Centimetres are reserved for measuring snow depth only, unless you are very poorly endowed. Inches are for penis and bike wheel size, and the correct number to have is 27 and a half for both. Feet are used for measuring cliff hucks. And when it comes to cliffs, obeying the following protocol will make your bragging fit in. Anything less than 15 feet is a 20-footer. Cliffs 15 to 25 feet are 30-footers. After 25, every five feet counts as ten, therefore a 30-foot cliff is a 40-footer, a 40 is a 60-footer, and a 60 is a 100-footer.

Metres are only to be used when describing how big you go to Europeans. This conversion is also simple. Anything below 20 feet is “about ten metres.” For anything above 20 feet, you just subtract ten to convert it to metres. “I just stomped a 30-footer. That’s like a 20 metre huck to you, Sven.”

And on the rare occasion you want to sound humble, just put the word “American” in front of the measurement and leave out the units: “Yeah, it wasn’t that huge though. I guess it was probably an American 50. . . so, what’s your favourite kind of camber?”

Ounces and pounds should be the only units used in measuring alcohol and drugs, as the people who invented their abbreviations were clearly intoxicated. There is no “z” in ounces, yet there is in “oz” and where the “lbs” abbreviation came from for pounds is clearly straight up invention. The British measurement unit “stone” is only used when estimating how much a rock weighs. It’s about one.

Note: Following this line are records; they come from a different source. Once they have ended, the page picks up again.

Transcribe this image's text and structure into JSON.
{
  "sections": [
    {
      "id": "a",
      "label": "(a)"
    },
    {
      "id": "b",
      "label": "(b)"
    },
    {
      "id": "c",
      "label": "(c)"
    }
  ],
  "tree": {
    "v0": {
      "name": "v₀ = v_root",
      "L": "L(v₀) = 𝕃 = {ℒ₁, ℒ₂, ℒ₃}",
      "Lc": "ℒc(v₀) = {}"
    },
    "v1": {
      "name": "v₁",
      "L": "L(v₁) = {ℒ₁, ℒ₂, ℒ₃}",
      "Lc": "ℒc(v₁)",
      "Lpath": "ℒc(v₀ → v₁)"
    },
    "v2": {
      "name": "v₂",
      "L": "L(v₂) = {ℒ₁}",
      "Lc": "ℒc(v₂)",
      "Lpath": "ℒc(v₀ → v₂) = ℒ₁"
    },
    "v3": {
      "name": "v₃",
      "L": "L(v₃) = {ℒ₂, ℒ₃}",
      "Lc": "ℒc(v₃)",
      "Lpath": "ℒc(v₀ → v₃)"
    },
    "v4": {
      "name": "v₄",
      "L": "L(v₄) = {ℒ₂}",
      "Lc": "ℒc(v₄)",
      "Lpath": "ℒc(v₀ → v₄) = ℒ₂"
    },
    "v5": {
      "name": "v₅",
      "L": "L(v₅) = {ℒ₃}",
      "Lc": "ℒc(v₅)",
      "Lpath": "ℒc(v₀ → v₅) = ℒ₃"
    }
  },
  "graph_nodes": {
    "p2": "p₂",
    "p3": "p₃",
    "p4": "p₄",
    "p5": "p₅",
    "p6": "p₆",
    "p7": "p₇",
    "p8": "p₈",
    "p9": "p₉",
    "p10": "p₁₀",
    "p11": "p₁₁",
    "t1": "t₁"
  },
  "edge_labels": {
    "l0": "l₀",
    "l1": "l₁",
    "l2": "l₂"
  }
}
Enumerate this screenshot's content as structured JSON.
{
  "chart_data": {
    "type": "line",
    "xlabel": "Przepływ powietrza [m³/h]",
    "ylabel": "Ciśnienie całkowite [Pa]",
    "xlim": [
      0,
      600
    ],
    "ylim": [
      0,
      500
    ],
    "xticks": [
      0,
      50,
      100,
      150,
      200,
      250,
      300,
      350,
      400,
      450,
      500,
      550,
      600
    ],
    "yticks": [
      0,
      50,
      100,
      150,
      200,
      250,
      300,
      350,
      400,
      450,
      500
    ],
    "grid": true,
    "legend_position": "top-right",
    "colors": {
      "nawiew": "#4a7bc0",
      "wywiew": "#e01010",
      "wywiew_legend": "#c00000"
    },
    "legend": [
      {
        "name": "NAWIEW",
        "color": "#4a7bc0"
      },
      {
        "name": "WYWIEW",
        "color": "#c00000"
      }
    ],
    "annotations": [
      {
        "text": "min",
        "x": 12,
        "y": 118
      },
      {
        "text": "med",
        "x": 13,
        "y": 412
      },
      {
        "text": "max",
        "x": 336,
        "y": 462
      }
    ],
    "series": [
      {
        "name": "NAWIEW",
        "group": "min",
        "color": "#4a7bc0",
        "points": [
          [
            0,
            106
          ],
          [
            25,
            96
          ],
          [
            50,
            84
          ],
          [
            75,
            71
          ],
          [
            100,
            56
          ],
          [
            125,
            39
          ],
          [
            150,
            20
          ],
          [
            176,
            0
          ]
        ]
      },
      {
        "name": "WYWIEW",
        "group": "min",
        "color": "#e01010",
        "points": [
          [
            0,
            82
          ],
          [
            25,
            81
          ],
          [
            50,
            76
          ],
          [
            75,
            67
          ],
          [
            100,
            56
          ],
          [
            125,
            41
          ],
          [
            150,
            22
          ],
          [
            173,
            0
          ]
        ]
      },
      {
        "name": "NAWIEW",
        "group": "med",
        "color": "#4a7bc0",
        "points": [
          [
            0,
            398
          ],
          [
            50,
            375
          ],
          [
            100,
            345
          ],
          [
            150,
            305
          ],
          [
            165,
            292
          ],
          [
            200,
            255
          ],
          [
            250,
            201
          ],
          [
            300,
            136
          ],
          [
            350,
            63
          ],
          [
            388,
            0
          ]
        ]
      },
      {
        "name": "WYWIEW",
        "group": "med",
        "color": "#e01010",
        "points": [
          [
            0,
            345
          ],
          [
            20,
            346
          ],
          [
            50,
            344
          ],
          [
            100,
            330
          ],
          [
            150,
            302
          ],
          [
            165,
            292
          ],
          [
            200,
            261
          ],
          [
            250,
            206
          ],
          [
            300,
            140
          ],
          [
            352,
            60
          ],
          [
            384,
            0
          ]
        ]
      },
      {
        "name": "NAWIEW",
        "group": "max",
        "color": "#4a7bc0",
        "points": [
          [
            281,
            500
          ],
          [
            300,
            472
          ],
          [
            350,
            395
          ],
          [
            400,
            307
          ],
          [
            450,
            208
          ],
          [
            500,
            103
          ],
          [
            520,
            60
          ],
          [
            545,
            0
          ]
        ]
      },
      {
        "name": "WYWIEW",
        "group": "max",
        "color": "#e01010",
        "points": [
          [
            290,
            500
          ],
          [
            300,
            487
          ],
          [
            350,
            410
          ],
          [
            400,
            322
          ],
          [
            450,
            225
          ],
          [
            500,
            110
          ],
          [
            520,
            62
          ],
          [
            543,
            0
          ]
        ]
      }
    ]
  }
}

Volume measurements are for lying about the fuel economy of your pickup truck. “Litres per 100 kilometres” is most commonly used, “miles per gallon” is also acceptable. But if you want to be honest yet vague about your measurements, do it in litres per gallon. Most vehicles are around four.

DEPTH (of your lying)
In case you haven’t figured it out by now, the best way to standardize braggadocio is to make it all big—the only things locals here like small are the lift lines. Strict adherence to this protocol helps the rest of us understand what you’re really made of, so if you’re going to lie this winter, please study this guide and try to do it correctly. It’s so much easier to ignore everyone when they’re all speaking the same language.